Biotechnology convention to be held in Vienna in December will provide a forum of discussion on human stem cell research, an important potential source of new cell-based therapies
The economic and societal values of human cell and tissue therapies will be discussed extensively during the Cordia-EuropaBio convention, the European bioindustry's flagship event that takes place in Vienna, 2-4 December.
This comes at a pivotal time as MEPs are due to vote this week on the European Commission's guidelines on embryonic stem cell research.

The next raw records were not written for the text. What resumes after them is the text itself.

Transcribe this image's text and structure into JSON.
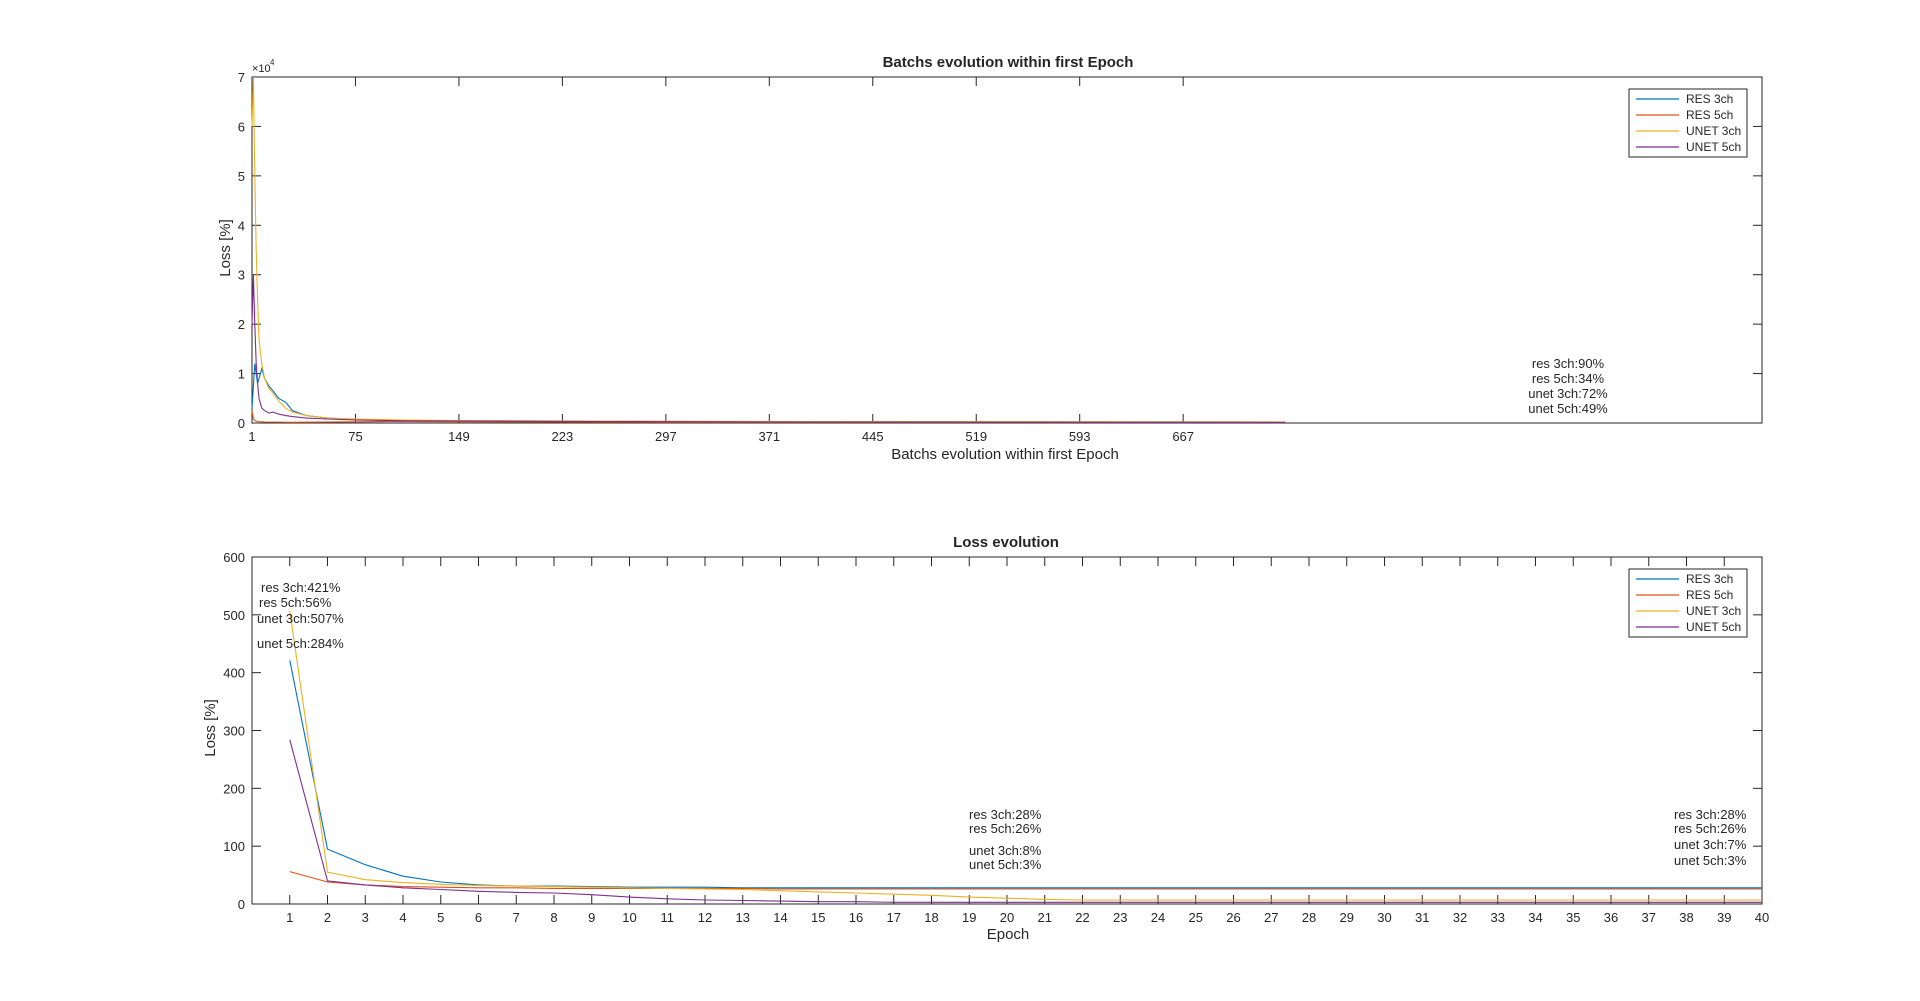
{
  "colors": {
    "res_3ch": "#0072BD",
    "res_5ch": "#D95319",
    "unet_3ch": "#EDB120",
    "unet_5ch": "#7E2F8E",
    "axes": "#262626",
    "background": "#ffffff"
  },
  "chart_data": [
    {
      "type": "line",
      "title": "Batchs evolution within first Epoch",
      "xlabel": "Batchs evolution within first Epoch",
      "ylabel": "Loss [%]",
      "y_exponent_label": "×10",
      "y_exponent_power": "4",
      "xlim": [
        1,
        1081
      ],
      "ylim": [
        0,
        70000
      ],
      "x_ticks": [
        1,
        75,
        149,
        223,
        297,
        371,
        445,
        519,
        593,
        667
      ],
      "x_tick_labels": [
        "1",
        "75",
        "149",
        "223",
        "297",
        "371",
        "445",
        "519",
        "593",
        "667"
      ],
      "y_ticks": [
        0,
        10000,
        20000,
        30000,
        40000,
        50000,
        60000,
        70000
      ],
      "y_tick_labels": [
        "0",
        "1",
        "2",
        "3",
        "4",
        "5",
        "6",
        "7"
      ],
      "grid": false,
      "legend_position": "top-right",
      "series": [
        {
          "name": "RES 3ch",
          "color": "#0072BD",
          "x": [
            1,
            3,
            5,
            8,
            10,
            13,
            16,
            20,
            25,
            30,
            40,
            55,
            75,
            110,
            150,
            250,
            400,
            600,
            740
          ],
          "y": [
            3000,
            12000,
            8000,
            11000,
            9000,
            7500,
            6500,
            5000,
            4200,
            2500,
            1500,
            1000,
            700,
            500,
            400,
            300,
            250,
            200,
            150
          ]
        },
        {
          "name": "RES 5ch",
          "color": "#D95319",
          "x": [
            1,
            2,
            3,
            5,
            10,
            30,
            100,
            300,
            740
          ],
          "y": [
            2500,
            800,
            500,
            300,
            200,
            150,
            300,
            150,
            120
          ]
        },
        {
          "name": "UNET 3ch",
          "color": "#EDB120",
          "x": [
            1,
            2,
            3,
            4,
            5,
            6,
            8,
            10,
            13,
            16,
            20,
            25,
            30,
            40,
            55,
            75,
            110,
            150,
            250,
            400,
            740
          ],
          "y": [
            60000,
            70000,
            50000,
            35000,
            25000,
            17000,
            12000,
            9000,
            7000,
            6000,
            4500,
            3000,
            2200,
            1500,
            1000,
            800,
            600,
            500,
            400,
            300,
            200
          ]
        },
        {
          "name": "UNET 5ch",
          "color": "#7E2F8E",
          "x": [
            1,
            2,
            3,
            4,
            5,
            6,
            8,
            10,
            13,
            16,
            20,
            25,
            30,
            40,
            55,
            75,
            110,
            150,
            250,
            400,
            740
          ],
          "y": [
            20000,
            30000,
            20000,
            12000,
            8000,
            5000,
            3000,
            2500,
            2000,
            2200,
            1800,
            1500,
            1300,
            1000,
            800,
            600,
            450,
            400,
            300,
            200,
            150
          ]
        }
      ],
      "annotations": [
        "res 3ch:90%",
        "res 5ch:34%",
        "unet 3ch:72%",
        "unet 5ch:49%"
      ]
    },
    {
      "type": "line",
      "title": "Loss evolution",
      "xlabel": "Epoch",
      "ylabel": "Loss [%]",
      "xlim": [
        0,
        40
      ],
      "ylim": [
        0,
        600
      ],
      "x_ticks": [
        1,
        2,
        3,
        4,
        5,
        6,
        7,
        8,
        9,
        10,
        11,
        12,
        13,
        14,
        15,
        16,
        17,
        18,
        19,
        20,
        21,
        22,
        23,
        24,
        25,
        26,
        27,
        28,
        29,
        30,
        31,
        32,
        33,
        34,
        35,
        36,
        37,
        38,
        39,
        40
      ],
      "x_tick_labels": [
        "1",
        "2",
        "3",
        "4",
        "5",
        "6",
        "7",
        "8",
        "9",
        "10",
        "11",
        "12",
        "13",
        "14",
        "15",
        "16",
        "17",
        "18",
        "19",
        "20",
        "21",
        "22",
        "23",
        "24",
        "25",
        "26",
        "27",
        "28",
        "29",
        "30",
        "31",
        "32",
        "33",
        "34",
        "35",
        "36",
        "37",
        "38",
        "39",
        "40"
      ],
      "y_ticks": [
        0,
        100,
        200,
        300,
        400,
        500,
        600
      ],
      "y_tick_labels": [
        "0",
        "100",
        "200",
        "300",
        "400",
        "500",
        "600"
      ],
      "grid": false,
      "legend_position": "top-right",
      "series": [
        {
          "name": "RES 3ch",
          "color": "#0072BD",
          "x": [
            1,
            2,
            3,
            4,
            5,
            6,
            7,
            8,
            9,
            10,
            11,
            12,
            13,
            14,
            15,
            16,
            17,
            18,
            19,
            20,
            21,
            22,
            23,
            24,
            25,
            26,
            27,
            28,
            29,
            30,
            31,
            32,
            33,
            34,
            35,
            36,
            37,
            38,
            39,
            40
          ],
          "y": [
            421,
            95,
            68,
            48,
            38,
            33,
            31,
            31,
            30,
            29,
            29,
            29,
            28,
            28,
            28,
            28,
            28,
            28,
            28,
            28,
            28,
            28,
            28,
            28,
            28,
            28,
            28,
            28,
            28,
            28,
            28,
            28,
            28,
            28,
            28,
            28,
            28,
            28,
            28,
            28
          ]
        },
        {
          "name": "RES 5ch",
          "color": "#D95319",
          "x": [
            1,
            2,
            3,
            4,
            5,
            6,
            7,
            8,
            9,
            10,
            11,
            12,
            13,
            14,
            15,
            16,
            17,
            18,
            19,
            20,
            21,
            22,
            23,
            24,
            25,
            26,
            27,
            28,
            29,
            30,
            31,
            32,
            33,
            34,
            35,
            36,
            37,
            38,
            39,
            40
          ],
          "y": [
            56,
            38,
            33,
            30,
            29,
            28,
            28,
            27,
            27,
            27,
            27,
            27,
            27,
            26,
            26,
            26,
            26,
            26,
            26,
            26,
            26,
            26,
            26,
            26,
            26,
            26,
            26,
            26,
            26,
            26,
            26,
            26,
            26,
            26,
            26,
            26,
            26,
            26,
            26,
            26
          ]
        },
        {
          "name": "UNET 3ch",
          "color": "#EDB120",
          "x": [
            1,
            2,
            3,
            4,
            5,
            6,
            7,
            8,
            9,
            10,
            11,
            12,
            13,
            14,
            15,
            16,
            17,
            18,
            19,
            20,
            21,
            22,
            23,
            24,
            25,
            26,
            27,
            28,
            29,
            30,
            31,
            32,
            33,
            34,
            35,
            36,
            37,
            38,
            39,
            40
          ],
          "y": [
            507,
            55,
            42,
            37,
            34,
            32,
            31,
            30,
            29,
            28,
            27,
            26,
            25,
            23,
            21,
            19,
            17,
            15,
            12,
            10,
            8,
            7,
            7,
            7,
            7,
            7,
            7,
            7,
            7,
            7,
            7,
            7,
            7,
            7,
            7,
            7,
            7,
            7,
            7,
            7
          ]
        },
        {
          "name": "UNET 5ch",
          "color": "#7E2F8E",
          "x": [
            1,
            2,
            3,
            4,
            5,
            6,
            7,
            8,
            9,
            10,
            11,
            12,
            13,
            14,
            15,
            16,
            17,
            18,
            19,
            20,
            21,
            22,
            23,
            24,
            25,
            26,
            27,
            28,
            29,
            30,
            31,
            32,
            33,
            34,
            35,
            36,
            37,
            38,
            39,
            40
          ],
          "y": [
            284,
            40,
            33,
            28,
            25,
            22,
            20,
            19,
            16,
            12,
            9,
            7,
            6,
            5,
            4,
            4,
            3,
            3,
            3,
            3,
            3,
            3,
            3,
            3,
            3,
            3,
            3,
            3,
            3,
            3,
            3,
            3,
            3,
            3,
            3,
            3,
            3,
            3,
            3,
            3
          ]
        }
      ],
      "annotation_groups": [
        [
          "res 3ch:421%",
          "res 5ch:56%",
          "unet 3ch:507%",
          "unet 5ch:284%"
        ],
        [
          "res 3ch:28%",
          "res 5ch:26%",
          "unet 3ch:8%",
          "unet 5ch:3%"
        ],
        [
          "res 3ch:28%",
          "res 5ch:26%",
          "unet 3ch:7%",
          "unet 5ch:3%"
        ]
      ]
    }
  ]
}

The guidelines propose that, under strict conditions and with the consent of the donor, human embryos left over from IVF treatment could be used for research purposes under the EU funded research programme, if national laws allow.
"While adult stem cell research is non-controversial, not enough is known at the present time about the potential of all human stem cell types, including embryonic, foetal or adult stem cells.
"Therefore, we welcome the commission's decision to support research involving all types of human stem cells under strictly controlled conditions," says Hugo Schepens, secretary-general of EuropaBio and chairman of Cordia steering committee.
However, the industry believes that given the differing cultural and religious beliefs about research using human embryos in different countries, rather than promoting harmonised rules, member states should be free to decide whether or not to permit embryonic stem cell research independently.
At Cordia, most of the key European countries will be present, and the conference is expected to provide a platform for debating this issue.
Human stem cell research represents an important potential source of new cell-based therapies to address current unmet medical needs and other serious diseases or injuries, such as Parkinson's and Alzheimer's diseases, spinal cord injuries, diabetes, stroke, heart diseases and genetic disorders.
Some of these issues will be discussed during the conference track 'Biotechnology products and services of tomorrow' at Cordia, chaired by Erik Tambuyzer, chairman of the healthcare board at EuropaBio.